Work-Life Balance vs. Work-Life Integration

Figuring out how to structure and maintain your professional and personal lives is tough. In the days of yore when most of us worked blue collar jobs with clearly delineated tasks and a regular eight hour shift it was a bit easier. That's not to say the work was easy (it usually wasn't) but at least there wasn't much of a question about what to do when you got there or much of an expectation that you'd be taking work home with you. Work has gotten decidedly more complex since that time.

If you're a typical knowledge worker you're likely faced with multiple forces that make your personal and professional lives come into conflict. The ubiquity of the smartphone and the constant stream of information, requests for your attention, and the expectation to be available can make work seem like the primary factor in our lives.

Work-Life Balance

One way to approach this conundrum is through the metaphor of balance. Like a seesaw with Your Professional Life on one end and Your Personal Life on the other, you try to make adjustments to each sector of your life in order to keep the seesaw balanced. This approach, work-life balance, places an emphasis on creating distinct lines between your life and your work and not allowing them to bleed into each other. By keeping them as separate as possible the idea is that you can spend the time away from work fully engaged with your family or hobbies and the time at work completely dialed into your job.

In practice, work-life balance often leaves a lot to be desired. For many, it's a framework for burnout because instead of removing items from both sides of the seesaw in order to keep it level they instead are constantly adding to both sides. The result is an unsustainable pace of life that ultimately leaves one side, work or personal, being overshadowed by the other. Additionally, the increase in remote work, mobile communication technology, and globalization means that work never really has to end. In a world that's constantly "on" it can be tough to keep work and personal life truly balanced.

Work-Life Integration

Another school of thought is that we shouldn't strive for balance between our work and personal lives, but for integration. Work-life integration argues that it's futile to try to separate areas of our lives into separate domains when we only get one life and can only be in one place (physically and mentally) at a time. Instead of trying to respond to others' expectations and balancing out our commitments to work and life, they argue we should start from an internal perspective and identify the values and goals that will allow us to create the type of integrated life we want to live.

In practice, work-life integration often ends up very heavy on the work component of the equation. When there are no lines between professional and personal life it can be a slippery slope toward being chained to your email during vacation, sneaking peeks at your phone during family time, and never creating a chance to rejuvenate.
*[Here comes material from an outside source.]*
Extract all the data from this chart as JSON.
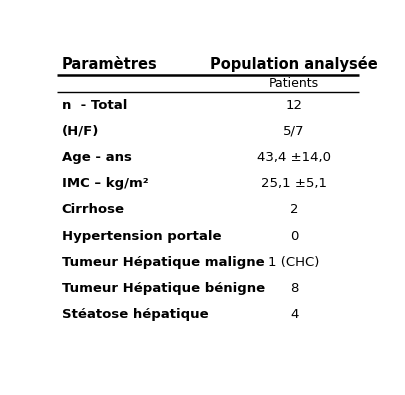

Doing work-life integration well requires an extremely high level of self-awareness, self-knowledge, and a willingness to reflect on how things are going and make changes if problems are beginning to emerge.

Which Is Best?

As an independent worker myself there are elements of both philosophies that I really like. In the work-life balance camp I really try to not let my work interfere with my personal life when it comes to spending time with loved ones and being present with them during non-work time. I like to do a shut down routine at the end of my work day that signifies I'm finished with work for the day, even though my office is in my house and it's easy for me to just bop over to my computer and keep working if I want to. I like creating a clear line between my work day and my free time whenever possible.

On the other hand, there are components of the work-life integration approach that really appeal to me as well. One way I fall into this camp is by keeping only one calendar that mixes personal and professional commitments. Since I can only be in one place at one time I think it makes sense to keep one calendar. If I were to maintain separate Personal and Work calendars I'd be much more likely to schedule conflicting activities. Another work-life integration idea that I fully endorse is the commitment to creating a job for myself where I'm able to utilize my strengths, apply my values, and where I can feel like what I do for a living is directly supportive of what I believe in as a person. With a work-life integration mindset I bring more of myself to my work every day than I might if I was always trying to keep distinct lines between who I am in my personal life and who I am in my professional life.

My experience leaves me with the conclusion that both a strict work-life balance and a strict work-life integration approaches are wrong. Instead, I'm doing my best to figure out which components of each philosophy I can mix together into my own life.